Metal’e karşılık ‘Çelik’
O öyle hırçın ve serseriydi, sevgisini hiçbir zaman gösteremezdi o yüzden bu haşin tavrına ses çıkarmadım. Onun kalbinin bir pamuk şeker kadar tatlı ve pembe olduğuna inanıyordum. O zamanların tabiriyle tam bir metalciydi. Çaldığı müziklerden bütün apartman şikayet ediyordu, benim de başımı ağrıtıyordu ama hep bana bir mesaj vermeye çalıştığını zannediyordum. O aşağıdan ‘Korn’ çalarken, ben ona ‘Çelik’ten ‘Kim Daha Çok Seviyor” adlı parçayı gönderiyordum, Emel Sayın üzerine radyodan çektiğimiz şarkı kasetinden son ses açarak. Aramızda bir şey olduğuna o kadar emindim ki, o yüzden bana yavrusunu kaybeden ayı gibi carlamasına ses çıkarmadım. Bir baktım annesi elinde bir sürü valizle içeri girmeye çalışıyor, hoop hemen o yaşta olmama rağmen gelin genlerim devreye girdi. Ağzımı gevşete gevşete “Nermiiinn teyzaaa yardım edeyim” diyerek kaptım elinden valizlerden birini. Asansörü de benim çocuk açık bırakmış kapıyı bekliyor, içeri girerken kolu koluma bir değdi... “Allaaahhhhımm sana geliyorum” diye içten içe nasıl çığlıklar atıyorum.
Asansörde hüsran
Bu kadar samimi olmuşken aman bırakmayayım dedim. En dibe geçtim, bunlar da sıkıştırdılar önüme bir ton valizi bindiler ana oğul. Ben göklerdeyim; en büyük aşkımla, canısımla aynı asansördeyim, böyle kesip duruyorum sağdan sağdan onu, 10 sene sonra doğacak çocuklarımızın hayallerini kurarken drankkk diye asansör bir durdu. Kaldık içeride, hem de duvar tarafına denk geldik. Bizim asansörde o yıllarda her gün üç kez içinde insanları bırakmazsa rahat etmezdi. Önce böyle bir sevindim “Hobereyyy daha yakınlaşacağız” diye, sonra yavaş yavaş bunalmaya başladım. Asansör çok sıkışık, beni valizler sıkıyor, çocuk sürekli ergenliğin verdiği çılgınlıkla küfürler saçıp duvara tekme atıyor. Bir 10 dakika falan geçti bayılacağım ama dayanamadım çocuğa bağırdım, “Kes artık ya bir sussan indirecekler bizi ” diye. Döndü bana doğru, yemin ederim gözlerinin içindeki alevleri gördüm. Bir höykürmeye başladı, “Gerizekalı, sen zaten neden bindin bizimle! Senin yüzünden kaldık, yer mi vardı sanki, seni bir gömerim buraya” diye. Pıstım kaldım, sesim soluğum kesildi. Annesi bir yandan çocuğu sakinleştirmeye çalışıyor, o minnacık alanda bana saldırmaya çalışıyor, aşağıda Yunus Amca’nın vik vik sesi geliyor...
Saldım gitti!
Ben artık dayanamadım stresten, korkudan ve kotun karnımı sıkmasından, saldım kendimi. Şırıl şırıl çişimi yaptım orada. Bacaklarımın arasından sıcak sıcak akarken, gözyaşlarım da gözlerimden süzüldü. Sonrası zaten uyuştum, annesinin “Üzülme kızım“ diye beni teselli etmesini, çocuğun ise acımasızca bana hâlâ bağırışlarını hatırlıyorum.

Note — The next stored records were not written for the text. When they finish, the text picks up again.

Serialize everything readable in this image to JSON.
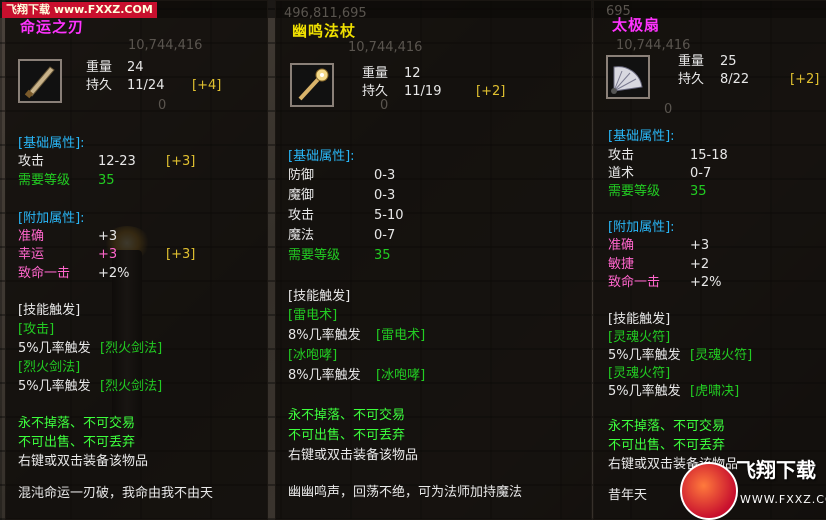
{
  "watermark_top": {
    "name": "飞翔下载",
    "url": "www.FXXZ.COM"
  },
  "watermark_bottom": {
    "name": "飞翔下载",
    "url": "WWW.FXXZ.COM"
  },
  "panels": [
    {
      "bg_numbers": [
        "10,744,416",
        "0"
      ],
      "title": "命运之刃",
      "weight_label": "重量",
      "weight": "24",
      "durability_label": "持久",
      "durability": "11/24",
      "durability_bonus": "[+4]",
      "base_header": "[基础属性]:",
      "base_stats": [
        {
          "label": "攻击",
          "value": "12-23",
          "bonus": "[+3]"
        },
        {
          "label": "需要等级",
          "value": "35",
          "bonus": ""
        }
      ],
      "extra_header": "[附加属性]:",
      "extra_stats": [
        {
          "label": "准确",
          "value": "+3",
          "bonus": ""
        },
        {
          "label": "幸运",
          "value": "+3",
          "bonus": "[+3]"
        },
        {
          "label": "致命一击",
          "value": "+2%",
          "bonus": ""
        }
      ],
      "skill_header": "[技能触发]",
      "skills": [
        {
          "name": "[攻击]",
          "trigger": "5%几率触发",
          "effect": "[烈火剑法]"
        },
        {
          "name": "[烈火剑法]",
          "trigger": "5%几率触发",
          "effect": "[烈火剑法]"
        }
      ],
      "notes": [
        "永不掉落、不可交易",
        "不可出售、不可丢弃",
        "右键或双击装备该物品"
      ],
      "flavor": "混沌命运一刃破，我命由我不由天"
    },
    {
      "bg_numbers": [
        "496,811,695",
        "10,744,416",
        "0"
      ],
      "title": "幽鸣法杖",
      "weight_label": "重量",
      "weight": "12",
      "durability_label": "持久",
      "durability": "11/19",
      "durability_bonus": "[+2]",
      "base_header": "[基础属性]:",
      "base_stats": [
        {
          "label": "防御",
          "value": "0-3",
          "bonus": ""
        },
        {
          "label": "魔御",
          "value": "0-3",
          "bonus": ""
        },
        {
          "label": "攻击",
          "value": "5-10",
          "bonus": ""
        },
        {
          "label": "魔法",
          "value": "0-7",
          "bonus": ""
        },
        {
          "label": "需要等级",
          "value": "35",
          "bonus": ""
        }
      ],
      "skill_header": "[技能触发]",
      "skills": [
        {
          "name": "[雷电术]",
          "trigger": "8%几率触发",
          "effect": "[雷电术]"
        },
        {
          "name": "[冰咆哮]",
          "trigger": "8%几率触发",
          "effect": "[冰咆哮]"
        }
      ],
      "notes": [
        "永不掉落、不可交易",
        "不可出售、不可丢弃",
        "右键或双击装备该物品"
      ],
      "flavor": "幽幽鸣声，回荡不绝，可为法师加持魔法"
    },
    {
      "bg_numbers": [
        "695",
        "10,744,416",
        "0"
      ],
      "title": "太极扇",
      "weight_label": "重量",
      "weight": "25",
      "durability_label": "持久",
      "durability": "8/22",
      "durability_bonus": "[+2]",
      "base_header": "[基础属性]:",
      "base_stats": [
        {
          "label": "攻击",
          "value": "15-18",
          "bonus": ""
        },
        {
          "label": "道术",
          "value": "0-7",
          "bonus": ""
        },
        {
          "label": "需要等级",
          "value": "35",
          "bonus": ""
        }
      ],
      "extra_header": "[附加属性]:",
      "extra_stats": [
        {
          "label": "准确",
          "value": "+3",
          "bonus": ""
        },
        {
          "label": "敏捷",
          "value": "+2",
          "bonus": ""
        },
        {
          "label": "致命一击",
          "value": "+2%",
          "bonus": ""
        }
      ],
      "skill_header": "[技能触发]",
      "skills": [
        {
          "name": "[灵魂火符]",
          "trigger": "5%几率触发",
          "effect": "[灵魂火符]"
        },
        {
          "name": "[灵魂火符]",
          "trigger": "5%几率触发",
          "effect": "[虎啸决]"
        }
      ],
      "notes": [
        "永不掉落、不可交易",
        "不可出售、不可丢弃",
        "右键或双击装备该物品"
      ],
      "flavor": "昔年天"
    }
  ],
  "colors": {
    "title_magenta": "#ff33ff",
    "title_yellow": "#f0e000",
    "header_cyan": "#29b6f6",
    "text_green": "#22cc22",
    "text_white": "#e8e8e8",
    "luck_pink": "#ff66cc",
    "bonus_yellow": "#e0c030"
  },
  "icons": [
    "blade-icon",
    "staff-icon",
    "fan-icon"
  ]
}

Asansörü indirdiler aşağıya sonunda, bütün apartmanın önünde çıktım buz mavisi kotum ve paçalarından akan çişimle. Eve geldiğimde ölmek istedim, haftalarca babaannemlerde yaşadım. Sonra her ergen gerizekalığı gibi bunu da unuttum. Hatta çocuk da unuttu. Ama yönetici Yunus Amca unutmadı, her apartman toplantısında bunu anlattı durdu.
Yazının Norma’sı:
İlk aşkımız Şeker Kız Candy’nin Terry’si olduğu için; serseri, duygularını belli etmeyen, aşık mı dost mu belli olmayan herifleri buluyoruz.